The Psychoanalytic Psychotherapy Relationship as a System: Perspectives from Group Relations

 

Allan Shafer

Allan Shafer MA(Clin Psych), D Litt et Phil

ACPP Conference Sydney 17th August 2024.

“I am large, I contain multitudes.” 

(Walt Whitman Song of Myself 1855)

In this paper I want to present what I think is a different approach to working in the psychoanalytic psychotherapy relationship. A group relations or systemic perspective attends to the dynamics of the therapeutic field. I propose that the therapeutic field of the dyad contains a multitude of representations.

Over the course of my career as a psychoanalytic psychotherapist I have continuously worked at integrating unconscious systems psychodynamics with a more conventional psychoanalytic approach.

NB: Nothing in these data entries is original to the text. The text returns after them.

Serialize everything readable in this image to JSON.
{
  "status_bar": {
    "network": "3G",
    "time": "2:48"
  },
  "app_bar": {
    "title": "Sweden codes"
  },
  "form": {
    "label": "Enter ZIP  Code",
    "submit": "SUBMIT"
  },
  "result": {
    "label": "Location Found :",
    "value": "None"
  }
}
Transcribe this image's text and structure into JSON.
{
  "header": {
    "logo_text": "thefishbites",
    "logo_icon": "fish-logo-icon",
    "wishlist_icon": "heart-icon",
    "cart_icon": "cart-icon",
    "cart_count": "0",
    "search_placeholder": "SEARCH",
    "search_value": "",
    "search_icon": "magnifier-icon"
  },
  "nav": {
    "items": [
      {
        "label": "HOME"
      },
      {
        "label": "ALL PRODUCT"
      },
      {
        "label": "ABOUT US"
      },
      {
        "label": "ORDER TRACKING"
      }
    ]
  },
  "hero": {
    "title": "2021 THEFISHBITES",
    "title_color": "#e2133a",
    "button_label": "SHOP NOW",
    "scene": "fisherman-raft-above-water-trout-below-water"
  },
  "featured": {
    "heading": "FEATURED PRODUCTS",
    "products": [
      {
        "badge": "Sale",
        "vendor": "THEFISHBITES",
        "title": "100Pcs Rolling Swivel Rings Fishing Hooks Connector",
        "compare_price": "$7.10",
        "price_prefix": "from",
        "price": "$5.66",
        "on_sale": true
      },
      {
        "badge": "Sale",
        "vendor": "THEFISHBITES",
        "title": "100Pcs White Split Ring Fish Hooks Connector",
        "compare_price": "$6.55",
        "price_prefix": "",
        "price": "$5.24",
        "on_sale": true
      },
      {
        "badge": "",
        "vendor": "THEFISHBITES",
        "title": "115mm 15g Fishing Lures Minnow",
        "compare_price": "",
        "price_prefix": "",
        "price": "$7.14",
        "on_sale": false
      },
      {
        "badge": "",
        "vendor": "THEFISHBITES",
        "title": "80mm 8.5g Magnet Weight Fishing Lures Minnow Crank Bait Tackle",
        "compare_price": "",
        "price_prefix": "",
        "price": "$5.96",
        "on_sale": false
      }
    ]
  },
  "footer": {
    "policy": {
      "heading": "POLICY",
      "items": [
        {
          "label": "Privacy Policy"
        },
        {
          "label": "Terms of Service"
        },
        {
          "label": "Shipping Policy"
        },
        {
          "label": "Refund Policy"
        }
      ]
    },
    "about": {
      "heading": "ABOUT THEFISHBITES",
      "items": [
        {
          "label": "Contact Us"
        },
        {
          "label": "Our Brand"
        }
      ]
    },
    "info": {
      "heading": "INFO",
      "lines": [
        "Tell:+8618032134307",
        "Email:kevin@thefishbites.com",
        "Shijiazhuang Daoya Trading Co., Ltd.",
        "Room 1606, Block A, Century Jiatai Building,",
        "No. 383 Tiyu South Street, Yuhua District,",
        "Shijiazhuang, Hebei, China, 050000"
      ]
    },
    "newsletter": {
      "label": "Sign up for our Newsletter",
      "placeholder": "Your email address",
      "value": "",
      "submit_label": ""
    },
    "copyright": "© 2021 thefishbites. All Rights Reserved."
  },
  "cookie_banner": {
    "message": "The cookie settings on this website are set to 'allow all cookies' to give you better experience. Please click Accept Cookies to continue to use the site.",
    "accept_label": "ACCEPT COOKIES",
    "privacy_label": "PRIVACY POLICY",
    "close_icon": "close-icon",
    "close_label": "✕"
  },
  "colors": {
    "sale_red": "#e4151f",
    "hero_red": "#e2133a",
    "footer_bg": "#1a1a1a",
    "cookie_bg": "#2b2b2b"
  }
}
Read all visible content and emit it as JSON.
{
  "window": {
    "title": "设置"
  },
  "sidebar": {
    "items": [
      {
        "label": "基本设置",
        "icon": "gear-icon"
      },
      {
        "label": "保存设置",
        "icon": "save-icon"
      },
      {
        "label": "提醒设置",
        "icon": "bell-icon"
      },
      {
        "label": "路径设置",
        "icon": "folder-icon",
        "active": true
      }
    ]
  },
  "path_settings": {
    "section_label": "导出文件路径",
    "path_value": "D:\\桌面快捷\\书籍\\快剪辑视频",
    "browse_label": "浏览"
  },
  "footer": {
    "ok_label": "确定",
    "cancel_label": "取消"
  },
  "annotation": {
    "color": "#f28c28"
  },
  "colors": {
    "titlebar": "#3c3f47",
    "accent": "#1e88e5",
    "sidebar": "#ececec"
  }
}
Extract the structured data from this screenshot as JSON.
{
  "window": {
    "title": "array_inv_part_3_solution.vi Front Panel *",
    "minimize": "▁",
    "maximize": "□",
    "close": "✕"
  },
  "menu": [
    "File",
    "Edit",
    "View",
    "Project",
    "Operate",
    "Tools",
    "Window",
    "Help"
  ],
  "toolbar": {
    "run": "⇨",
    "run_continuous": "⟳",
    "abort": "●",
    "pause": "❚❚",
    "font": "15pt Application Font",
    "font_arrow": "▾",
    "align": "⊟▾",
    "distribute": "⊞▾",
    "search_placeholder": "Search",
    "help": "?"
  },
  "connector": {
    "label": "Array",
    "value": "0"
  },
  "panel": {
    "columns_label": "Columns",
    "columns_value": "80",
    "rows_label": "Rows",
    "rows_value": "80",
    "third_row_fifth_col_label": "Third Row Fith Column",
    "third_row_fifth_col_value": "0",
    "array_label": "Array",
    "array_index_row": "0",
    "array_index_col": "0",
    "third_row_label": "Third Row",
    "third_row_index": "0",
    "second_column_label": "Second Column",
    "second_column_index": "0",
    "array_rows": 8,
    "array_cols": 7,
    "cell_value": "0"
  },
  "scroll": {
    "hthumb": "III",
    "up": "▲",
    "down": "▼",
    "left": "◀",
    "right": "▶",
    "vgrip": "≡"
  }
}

This has meant – in part – disengaging from an historical and traditional view of the patient as object, to a view of the therapeutic dyad as a system and as the object of attention in psychoanalytic psychotherapy (Shafer, 2009). As a system the therapeutic dyad contains a multitude of internal representations for both psychotherapist and patient. In other words, the therapeutic dyad is a micro social system and has many of the properties of other open social systems. This includes the unconscious and conscious assumptions that each member brings to co-create the systemic transactions. Hence: “I am large, I contain multitudes.”

The vehicle for making sense of this, is subjective observation. As my colleague Susan Long (1996) puts it:

… psychoanalysis, as part of its practise, (aims) to cultivate and employ … a state-of-mind peculiarly able to work with and study the subjective states of mind of others. Such a state of mind is not unchanging, nor does it work in isolation but couples with the state-of-mind of the other in order to arrive at analytic truth. (See also Shafer, 2013)

  1. Group relations.

My evolving understanding of this perspective on the psychoanalytic psychotherapy relationship arises from my decades long intensive and extensive experience in the associated psychoanalytic field called by various names which reflect different emphases:  group relations, socioanalysis or systems psychodynamics.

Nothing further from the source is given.